During the offensive, Soviet forces had suffered casualties of nearly 17,000 killed. Soviet sources reported that they had destroyed nine German divisions. The offensive had reportedly created conditions for the Prague offensive as it enabled to outflank the Army Group Centre from the south.

Within the Soviet 53rd Army was also attached a Czechoslovak Special Purpose Company. Its only purpose was to capture and secure the buildings in Brno for the needs of Czechoslovak government. However, because of the rapid end of war the government had relocated from Bratislava directly to Prague on 10 May.

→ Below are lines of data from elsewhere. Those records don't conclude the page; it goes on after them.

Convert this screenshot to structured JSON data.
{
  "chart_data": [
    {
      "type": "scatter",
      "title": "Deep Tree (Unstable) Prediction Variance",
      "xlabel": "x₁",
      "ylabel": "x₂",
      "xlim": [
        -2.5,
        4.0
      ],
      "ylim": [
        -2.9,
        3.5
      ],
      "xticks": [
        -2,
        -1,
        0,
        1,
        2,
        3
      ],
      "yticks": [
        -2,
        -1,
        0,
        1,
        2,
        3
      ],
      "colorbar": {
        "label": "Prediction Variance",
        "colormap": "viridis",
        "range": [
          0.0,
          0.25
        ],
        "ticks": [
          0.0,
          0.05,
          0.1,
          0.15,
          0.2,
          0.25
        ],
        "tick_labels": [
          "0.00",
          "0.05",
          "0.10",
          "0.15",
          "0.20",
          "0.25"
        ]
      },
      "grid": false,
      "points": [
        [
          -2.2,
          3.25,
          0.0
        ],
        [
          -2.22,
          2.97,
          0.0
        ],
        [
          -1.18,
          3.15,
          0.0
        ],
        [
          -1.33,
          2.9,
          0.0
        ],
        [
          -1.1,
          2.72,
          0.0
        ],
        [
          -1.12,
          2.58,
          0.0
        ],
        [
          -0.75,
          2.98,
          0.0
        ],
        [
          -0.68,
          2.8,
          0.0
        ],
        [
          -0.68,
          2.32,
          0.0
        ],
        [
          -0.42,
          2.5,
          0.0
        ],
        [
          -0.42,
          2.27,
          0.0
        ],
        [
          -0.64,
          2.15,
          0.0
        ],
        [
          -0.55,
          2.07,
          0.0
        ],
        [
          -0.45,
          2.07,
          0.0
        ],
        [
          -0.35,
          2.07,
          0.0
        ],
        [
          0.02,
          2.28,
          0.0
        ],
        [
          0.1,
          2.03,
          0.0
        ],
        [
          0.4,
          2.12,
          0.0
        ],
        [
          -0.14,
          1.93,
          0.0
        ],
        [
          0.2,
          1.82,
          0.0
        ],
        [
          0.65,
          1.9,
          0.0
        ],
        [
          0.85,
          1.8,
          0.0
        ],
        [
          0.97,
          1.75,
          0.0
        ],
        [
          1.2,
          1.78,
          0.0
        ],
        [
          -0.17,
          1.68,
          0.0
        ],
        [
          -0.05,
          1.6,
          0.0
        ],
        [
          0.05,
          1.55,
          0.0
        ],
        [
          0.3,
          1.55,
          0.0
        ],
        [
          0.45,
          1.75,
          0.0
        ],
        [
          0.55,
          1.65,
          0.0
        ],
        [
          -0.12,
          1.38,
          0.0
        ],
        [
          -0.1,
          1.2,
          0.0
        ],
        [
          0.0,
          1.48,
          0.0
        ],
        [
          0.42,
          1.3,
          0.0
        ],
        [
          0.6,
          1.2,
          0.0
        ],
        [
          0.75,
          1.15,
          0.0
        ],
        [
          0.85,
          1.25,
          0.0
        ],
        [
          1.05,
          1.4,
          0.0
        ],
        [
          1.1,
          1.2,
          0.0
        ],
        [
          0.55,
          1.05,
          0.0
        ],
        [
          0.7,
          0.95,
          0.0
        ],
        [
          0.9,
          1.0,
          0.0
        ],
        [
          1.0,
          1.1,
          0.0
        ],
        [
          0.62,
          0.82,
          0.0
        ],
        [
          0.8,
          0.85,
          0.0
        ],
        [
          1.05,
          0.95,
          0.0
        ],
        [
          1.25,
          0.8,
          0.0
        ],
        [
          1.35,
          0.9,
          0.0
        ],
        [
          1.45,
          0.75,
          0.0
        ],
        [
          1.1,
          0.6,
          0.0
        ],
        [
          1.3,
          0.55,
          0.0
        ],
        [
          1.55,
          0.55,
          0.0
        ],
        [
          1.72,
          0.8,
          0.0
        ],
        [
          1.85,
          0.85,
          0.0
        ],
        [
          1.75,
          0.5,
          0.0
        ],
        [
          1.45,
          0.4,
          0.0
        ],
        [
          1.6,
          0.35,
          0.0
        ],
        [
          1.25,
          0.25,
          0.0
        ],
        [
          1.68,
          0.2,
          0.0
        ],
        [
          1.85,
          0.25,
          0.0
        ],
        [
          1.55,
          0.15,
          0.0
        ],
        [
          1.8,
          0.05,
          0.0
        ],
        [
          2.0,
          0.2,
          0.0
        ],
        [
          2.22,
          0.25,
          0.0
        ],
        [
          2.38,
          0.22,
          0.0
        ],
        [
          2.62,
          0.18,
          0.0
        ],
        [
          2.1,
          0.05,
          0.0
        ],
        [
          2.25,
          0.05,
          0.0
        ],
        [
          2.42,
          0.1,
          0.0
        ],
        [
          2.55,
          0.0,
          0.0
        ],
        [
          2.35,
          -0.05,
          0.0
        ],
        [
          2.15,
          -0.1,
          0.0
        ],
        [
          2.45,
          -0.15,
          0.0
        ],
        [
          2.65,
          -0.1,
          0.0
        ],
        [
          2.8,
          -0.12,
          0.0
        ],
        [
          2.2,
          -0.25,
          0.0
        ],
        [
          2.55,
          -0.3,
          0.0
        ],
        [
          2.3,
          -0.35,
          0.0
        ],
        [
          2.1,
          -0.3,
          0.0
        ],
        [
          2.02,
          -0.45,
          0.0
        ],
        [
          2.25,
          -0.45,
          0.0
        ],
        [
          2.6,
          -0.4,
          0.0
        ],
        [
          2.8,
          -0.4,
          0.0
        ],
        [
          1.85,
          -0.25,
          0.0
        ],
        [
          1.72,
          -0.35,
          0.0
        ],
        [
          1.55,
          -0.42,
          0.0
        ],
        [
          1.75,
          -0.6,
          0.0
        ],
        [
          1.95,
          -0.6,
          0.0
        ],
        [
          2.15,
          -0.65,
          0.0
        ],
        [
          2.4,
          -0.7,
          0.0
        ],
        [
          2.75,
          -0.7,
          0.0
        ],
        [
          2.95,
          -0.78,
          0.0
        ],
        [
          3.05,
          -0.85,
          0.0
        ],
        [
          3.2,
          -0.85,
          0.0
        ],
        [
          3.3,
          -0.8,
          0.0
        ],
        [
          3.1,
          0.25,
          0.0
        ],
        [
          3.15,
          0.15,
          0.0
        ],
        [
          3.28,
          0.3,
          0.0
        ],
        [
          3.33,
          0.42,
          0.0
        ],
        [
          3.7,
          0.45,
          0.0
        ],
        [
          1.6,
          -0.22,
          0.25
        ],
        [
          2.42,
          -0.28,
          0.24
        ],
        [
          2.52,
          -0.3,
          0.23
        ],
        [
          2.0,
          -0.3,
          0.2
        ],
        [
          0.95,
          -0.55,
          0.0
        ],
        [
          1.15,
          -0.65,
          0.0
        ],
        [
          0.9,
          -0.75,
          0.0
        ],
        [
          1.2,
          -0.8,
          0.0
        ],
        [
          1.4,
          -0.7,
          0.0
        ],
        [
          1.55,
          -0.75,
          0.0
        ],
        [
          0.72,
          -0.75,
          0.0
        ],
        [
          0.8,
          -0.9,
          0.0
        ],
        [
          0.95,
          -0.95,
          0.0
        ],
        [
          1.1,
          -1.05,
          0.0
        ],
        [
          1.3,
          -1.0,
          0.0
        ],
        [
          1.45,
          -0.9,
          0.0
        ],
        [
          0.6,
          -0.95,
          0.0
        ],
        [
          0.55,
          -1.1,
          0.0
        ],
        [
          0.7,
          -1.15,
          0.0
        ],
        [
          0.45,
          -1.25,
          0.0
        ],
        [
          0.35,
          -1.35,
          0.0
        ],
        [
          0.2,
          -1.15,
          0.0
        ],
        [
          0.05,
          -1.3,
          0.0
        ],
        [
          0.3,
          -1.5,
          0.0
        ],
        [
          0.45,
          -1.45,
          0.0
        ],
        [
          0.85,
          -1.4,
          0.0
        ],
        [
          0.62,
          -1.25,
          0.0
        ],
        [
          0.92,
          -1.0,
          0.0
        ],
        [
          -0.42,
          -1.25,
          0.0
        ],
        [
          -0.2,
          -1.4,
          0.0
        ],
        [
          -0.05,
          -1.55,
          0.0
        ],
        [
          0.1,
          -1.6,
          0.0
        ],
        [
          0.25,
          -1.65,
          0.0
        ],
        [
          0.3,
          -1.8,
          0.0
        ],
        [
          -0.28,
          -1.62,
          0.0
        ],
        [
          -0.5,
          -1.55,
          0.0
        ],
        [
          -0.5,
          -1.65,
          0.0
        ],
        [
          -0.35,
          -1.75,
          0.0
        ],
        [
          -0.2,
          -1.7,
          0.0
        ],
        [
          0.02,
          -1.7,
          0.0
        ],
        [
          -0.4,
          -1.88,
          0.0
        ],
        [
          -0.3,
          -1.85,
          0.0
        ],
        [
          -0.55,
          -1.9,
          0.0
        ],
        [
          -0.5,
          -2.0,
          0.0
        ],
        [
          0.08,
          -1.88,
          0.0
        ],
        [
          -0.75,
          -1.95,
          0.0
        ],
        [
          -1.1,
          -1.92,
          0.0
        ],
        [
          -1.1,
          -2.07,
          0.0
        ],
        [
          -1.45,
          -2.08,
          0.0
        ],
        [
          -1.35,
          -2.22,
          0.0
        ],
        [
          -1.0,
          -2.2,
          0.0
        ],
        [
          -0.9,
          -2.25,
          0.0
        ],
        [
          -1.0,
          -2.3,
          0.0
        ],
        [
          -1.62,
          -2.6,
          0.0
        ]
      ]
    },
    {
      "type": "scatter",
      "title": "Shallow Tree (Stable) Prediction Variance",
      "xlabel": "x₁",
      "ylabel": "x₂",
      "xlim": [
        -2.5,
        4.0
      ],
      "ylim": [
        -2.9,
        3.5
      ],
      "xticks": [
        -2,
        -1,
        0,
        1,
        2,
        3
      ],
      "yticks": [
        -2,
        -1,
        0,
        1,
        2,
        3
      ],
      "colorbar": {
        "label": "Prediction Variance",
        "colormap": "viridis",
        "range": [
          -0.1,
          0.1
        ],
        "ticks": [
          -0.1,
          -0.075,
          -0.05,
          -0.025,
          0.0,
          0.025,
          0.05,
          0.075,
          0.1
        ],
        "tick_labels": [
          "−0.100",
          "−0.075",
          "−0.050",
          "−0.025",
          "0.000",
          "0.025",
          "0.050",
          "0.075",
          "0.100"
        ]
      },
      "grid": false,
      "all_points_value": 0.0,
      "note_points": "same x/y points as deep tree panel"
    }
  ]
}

President Edvard Beneš spent almost one week in the liberated Brno before he joined the government in Prague.

== Orders of battle ==

=== USSR ===
The 2nd Ukrainian Front (commanded by Marshal Rodion Malinovsky; its chief of staff was Army General Matvei Zakharov) was composed of the following units.
- 7th Guards Army (Colonel General Mikhail Shumilov)
- 40th Army (Lieutenant General Filipp Zhmachenko)
  - 4th Romanian Army General Nicolae Dăscălescu
- 53rd Army (Lieutenant General Ivan Managarov)
  - 1st Romanian Army (General Vasile Atanasiu)
- 1st Guards Cavalry Mechanized Group (Lieutenant General Issa Pliyev)
- 5th Air Army (Colonel General Sergey Goryunov)
- Danube Flotilla (Rear Admiral Georgy Kholostyakov)
- 6th Guards Tank Army (Colonel General Andrei Kravchenko), since 16 April 1945

=== Germany ===
Elements of Army Group South (commanded by Otto Wöhler)
- 8th Army (Hans Kreysing)
  - LXXII Army Corps (Werner Schmidt-Hammer)
  - XXIX Army Corps (Kurt Röpke)
  - XXXXIII Army Corps (Kurt Versock)
  - Panzer Corps Feldherrnhalle (Ulrich Kleemann)

Elements of Army Group Centre (commanded by Ferdinand Schörner)
- 1st Panzer Army (Walther Nehring)

Air support was provided by Luftflotte 4.